La fine del finanziamento dell’edilizia pubblica – abolizione della Gescal nel 1998 i cui fondi residui non sono mai stati spesi – la dismissione del patrimonio pubblico – attraverso la legge 560 del 1993 – e l’introduzione dei sussidi all’affitto – legge 431 del 1998 che abrogava l’equo canone – individuano un chiaro atteggiamento del pubblico nei confronti della crisi abitativa, che all’epoca si credeva superata con l’incremento della proprietà. Ma che dal 2013 ha ripreso in forma consistente, e che dopo la pandemia esploderà.

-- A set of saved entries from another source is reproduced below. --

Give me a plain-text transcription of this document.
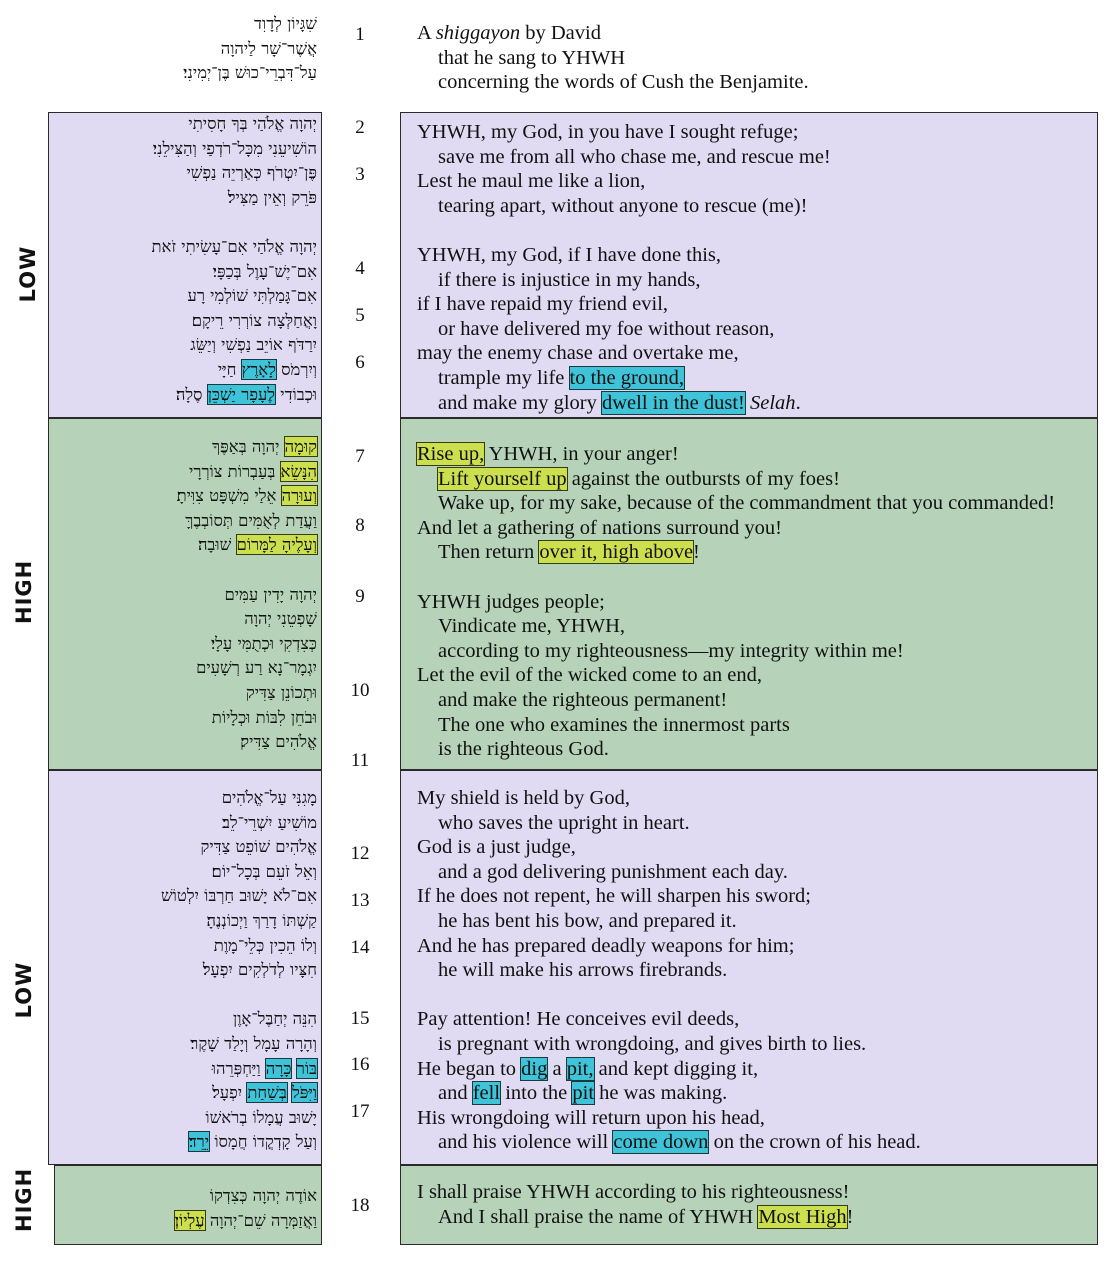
LOW
HIGH
LOW
HIGH
1
2
3
4
5
6
7
8
9
10
11
12
13
14
15
16
17
18
A shiggayon by David
that he sang to YHWH
concerning the words of Cush the Benjamite.
YHWH, my God, in you have I sought refuge;
save me from all who chase me, and rescue me!
Lest he maul me like a lion,
tearing apart, without anyone to rescue (me)!
YHWH, my God, if I have done this,
if there is injustice in my hands,
if I have repaid my friend evil,
or have delivered my foe without reason,
may the enemy chase and overtake me,
trample my life to the ground,
and make my glory dwell in the dust! Selah.
Rise up, YHWH, in your anger!
Lift yourself up against the outbursts of my foes!
Wake up, for my sake, because of the commandment that you commanded!
And let a gathering of nations surround you!
Then return over it, high above!
YHWH judges people;
Vindicate me, YHWH,
according to my righteousness—my integrity within me!
Let the evil of the wicked come to an end,
and make the righteous permanent!
The one who examines the innermost parts
is the righteous God.
My shield is held by God,
who saves the upright in heart.
God is a just judge,
and a god delivering punishment each day.
If he does not repent, he will sharpen his sword;
he has bent his bow, and prepared it.
And he has prepared deadly weapons for him;
he will make his arrows firebrands.
Pay attention! He conceives evil deeds,
is pregnant with wrongdoing, and gives birth to lies.
He began to dig a pit, and kept digging it,
and fell into the pit he was making.
His wrongdoing will return upon his head,
and his violence will come down on the crown of his head.
I shall praise YHWH according to his righteousness!
And I shall praise the name of YHWH Most High!
שִׁגָּיוֹן לְדָוִד
אֲשֶׁר־שָׁר לַיהוָה
עַל־דִּבְרֵי־כוּשׁ בֶּן־יְמִינִי׃
יְהוָה אֱלֹהַי בְּךָ חָסִיתִי
הוֹשִׁיעֵנִי מִכָּל־רֹדְפַי וְהַצִּילֵנִי׃
פֶּן־יִטְרֹף כְּאַרְיֵה נַפְשִׁי
פֹּרֵק וְאֵין מַצִּיל׃
יְהוָה אֱלֹהַי אִם־עָשִׂיתִי זֹאת
אִם־יֶשׁ־עָוֶל בְּכַפָּי׃
אִם־גָּמַלְתִּי שׁוֹלְמִי רָע
וָאֲחַלְּצָה צוֹרְרִי רֵיקָם׃
יִרַדֹּף אוֹיֵב נַפְשִׁי וְיַשֵּׂג
וְיִרְמֹס לָאָרֶץ חַיָּי
וּכְבוֹדִי לֶעָפָר יַשְׁכֵּן סֶלָה׃
קוּמָה יְהוָה בְּאַפֶּךָ
הִנָּשֵׂא בְּעַבְרוֹת צוֹרְרָי
וְעוּרָה אֵלַי מִשְׁפָּט צִוִּיתָ׃
וַעֲדַת לְאֻמִּים תְּסוֹבְבֶךָּ
וְעָלֶיהָ לַמָּרוֹם שׁוּבָה׃
יְהוָה יָדִין עַמִּים
שָׁפְטֵנִי יְהוָה
כְּצִדְקִי וּכְתֻמִּי עָלָי׃
יִגְמָר־נָא רַע רְשָׁעִים
וּתְכוֹנֵן צַדִּיק
וּבֹחֵן לִבּוֹת וּכְלָיוֹת
אֱלֹהִים צַדִּיק׃
מָגִנִּי עַל־אֱלֹהִים
מוֹשִׁיעַ יִשְׁרֵי־לֵב׃
אֱלֹהִים שׁוֹפֵט צַדִּיק
וְאֵל זֹעֵם בְּכָל־יוֹם׃
אִם־לֹא יָשׁוּב חַרְבּוֹ יִלְטוֹשׁ
קַשְׁתּוֹ דָרַךְ וַיְכוֹנְנֶהָ׃
וְלוֹ הֵכִין כְּלֵי־מָוֶת
חִצָּיו לְדֹלְקִים יִפְעָל׃
הִנֵּה יְחַבֶּל־אָוֶן
וְהָרָה עָמָל וְיָלַד שָׁקֶר׃
בּוֹר כָּרָה וַיַּחְפְּרֵהוּ
וַיִּפֹּל בְּשַׁחַת יִפְעָל׃
יָשׁוּב עֲמָלוֹ בְרֹאשׁוֹ
וְעַל קָדְקֳדוֹ חֲמָסוֹ יֵרֵד׃
אוֹדֶה יְהוָה כְּצִדְקוֹ
וַאֲזַמְּרָה שֵׁם־יְהוָה עֶלְיוֹן׃
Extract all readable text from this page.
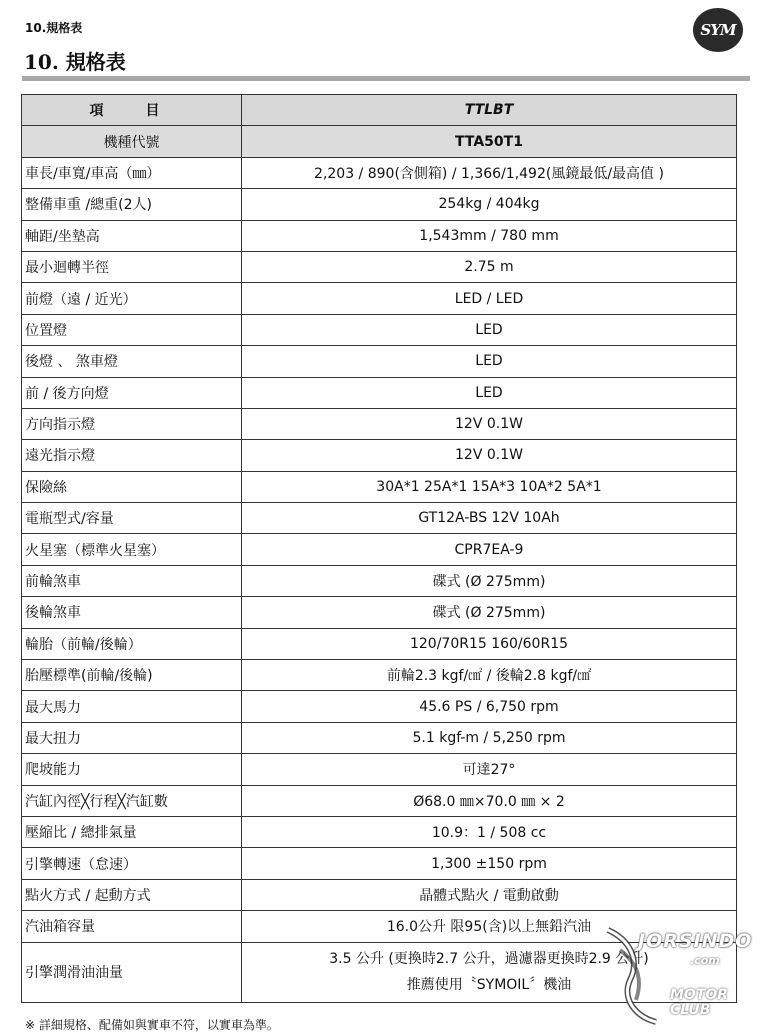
10.規格表	SYM
10. 規格表
項　目	TTLBT
機種代號	TTA50T1
車長/車寬/車高（㎜）	2,203 / 890(含側箱) / 1,366/1,492(風鏡最低/最高值 )
整備車重 /總重(2人)	254kg / 404kg
軸距/坐墊高	1,543mm / 780 mm
最小迴轉半徑	2.75 m
前燈（遠 / 近光）	LED / LED
位置燈	LED
後燈 、 煞車燈	LED
前 / 後方向燈	LED
方向指示燈	12V 0.1W
遠光指示燈	12V 0.1W
保險絲	30A*1 25A*1 15A*3 10A*2 5A*1
電瓶型式/容量	GT12A-BS 12V 10Ah
火星塞（標準火星塞）	CPR7EA-9
前輪煞車	碟式 (Ø 275mm)
後輪煞車	碟式 (Ø 275mm)
輪胎（前輪/後輪）	120/70R15 160/60R15
胎壓標準(前輪/後輪)	前輪2.3 kgf/㎠ / 後輪2.8 kgf/㎠
最大馬力	45.6 PS / 6,750 rpm
最大扭力	5.1 kgf-m / 5,250 rpm
爬坡能力	可達27°
汽缸內徑╳行程╳汽缸數	Ø68.0 ㎜×70.0 ㎜ × 2
壓縮比 / 總排氣量	10.9：1 / 508 cc
引擎轉速（怠速）	1,300 ±150 rpm
點火方式 / 起動方式	晶體式點火 / 電動啟動
汽油箱容量	16.0公升 限95(含)以上無鉛汽油
引擎潤滑油油量	3.5 公升 (更換時2.7 公升，過濾器更換時2.9 公升)
推薦使用〝SYMOIL〞機油
※ 詳細規格、配備如與實車不符，以實車為準。
JORSINDO
.com
MOTOR CLUB
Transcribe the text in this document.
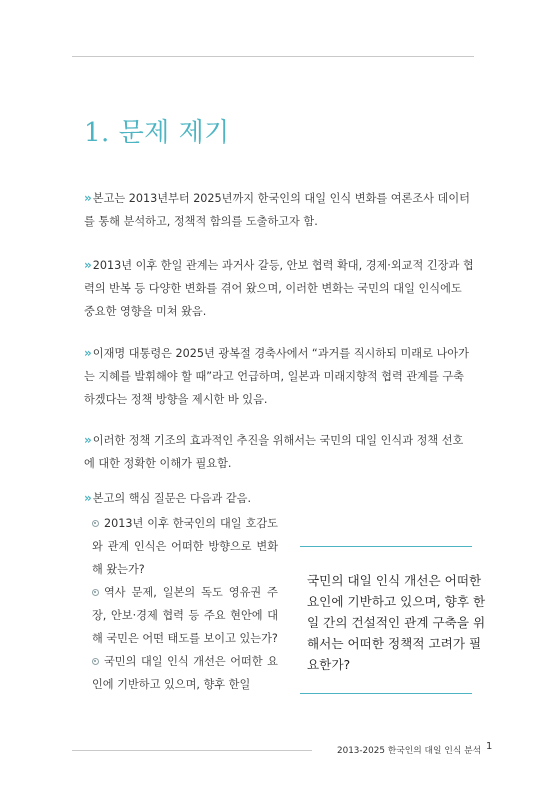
1. 문제 제기

» 본고는 2013년부터 2025년까지 한국인의 대일 인식 변화를 여론조사 데이터를 통해 분석하고, 정책적 함의를 도출하고자 함.

» 2013년 이후 한일 관계는 과거사 갈등, 안보 협력 확대, 경제·외교적 긴장과 협력의 반복 등 다양한 변화를 겪어 왔으며, 이러한 변화는 국민의 대일 인식에도 중요한 영향을 미쳐 왔음.

» 이재명 대통령은 2025년 광복절 경축사에서 “과거를 직시하되 미래로 나아가는 지혜를 발휘해야 할 때”라고 언급하며, 일본과 미래지향적 협력 관계를 구축하겠다는 정책 방향을 제시한 바 있음.

» 이러한 정책 기조의 효과적인 추진을 위해서는 국민의 대일 인식과 정책 선호에 대한 정확한 이해가 필요함.

» 본고의 핵심 질문은 다음과 같음.

2013년 이후 한국인의 대일 호감도와 관계 인식은 어떠한 방향으로 변화해 왔는가?
역사 문제, 일본의 독도 영유권 주장, 안보·경제 협력 등 주요 현안에 대해 국민은 어떤 태도를 보이고 있는가?
국민의 대일 인식 개선은 어떠한 요인에 기반하고 있으며, 향후 한일

국민의 대일 인식 개선은 어떠한 요인에 기반하고 있으며, 향후 한일 간의 건설적인 관계 구축을 위해서는 어떠한 정책적 고려가 필요한가?

2013-2025 한국인의 대일 인식 분석 1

È un po’ come se si fosse smantellata la sanità pubblica scegliendo di erogare sussidi per prestazioni con la sanità privata convenzionata. Del resto in Italia il diritto all’abitare non è costituzionalmente riconosciuto ma, come scrive la Corte dei Conti, risulta «condizionato finanziariamente (dalla disponibilità di risorse pubbliche) e non ha ottenuto, come accaduto invece per il diritto alla salute, una parametrazione in termini di livelli essenziali delle prestazioni da garantire su tutto il territorio nazionale».

 

In poche parole, il diritto alla casa è condizionato alle risorse economiche disponibili e non a una stima del fabbisogno, che infatti non esiste.

 

Così se le Regioni chiedevano 550 milioni per il contributo all’affitto straordinario in base a una stima delle domande pregresse, il governo ne stanziava 140. Per lo stesso motivo, negli anni passati il contributo all’affitto è stato azzerato proprio in corrispondenza dell’aumento degli sfratti, nel 2012 e nel 2016. Ma anche quando i fondi ci sono, non è detto che poi vengano erogati: la metà delle risorse stanziate per il fondo morosità incolpevole per l’ultimo quinquennio non sono state spese.

 

Cgwiki & Elisa P. da commons.wikimedia.org

 

È evidente che la scelta di calmierare il mercato privato non ha funzionato, così come il cosiddetto social housing, definizione appiccicata a un piano di edilizia privata finanziata con soldi pubblici finalizzato alla vendita, è marginale e non intercetta la famosa fascia grigia, quella dei working poor, stritolata dal crollo dei redditi, che si ingrossa a ogni crisi. La possibilità di far ripartire gli sfratti arriva in assenza di un piano organico, strutturale, e aggiornato rispetto agli anni Novanta, sulla casa.

 

È altrettanto evidente che il problema non è la mancanza di case, e forse neanche di risorse, quanto di un piano, di un progetto, di una visione per un futuro in cui allo stato attuale il benessere economico e l’accesso alla casa è determinato dalla ricchezza familiare.

 

A marzo, dopo quarant’anni di politiche neoliberiste, l’arrivo della pandemia ha reso evidente la centralità del welfare pubblico e la necessità di una redistribuzione di risorse. Oggi sapremo se questo sentire diffuso sarà definitavene archiviato dal nuovo governo e dagli istinti conservativi che lo animano.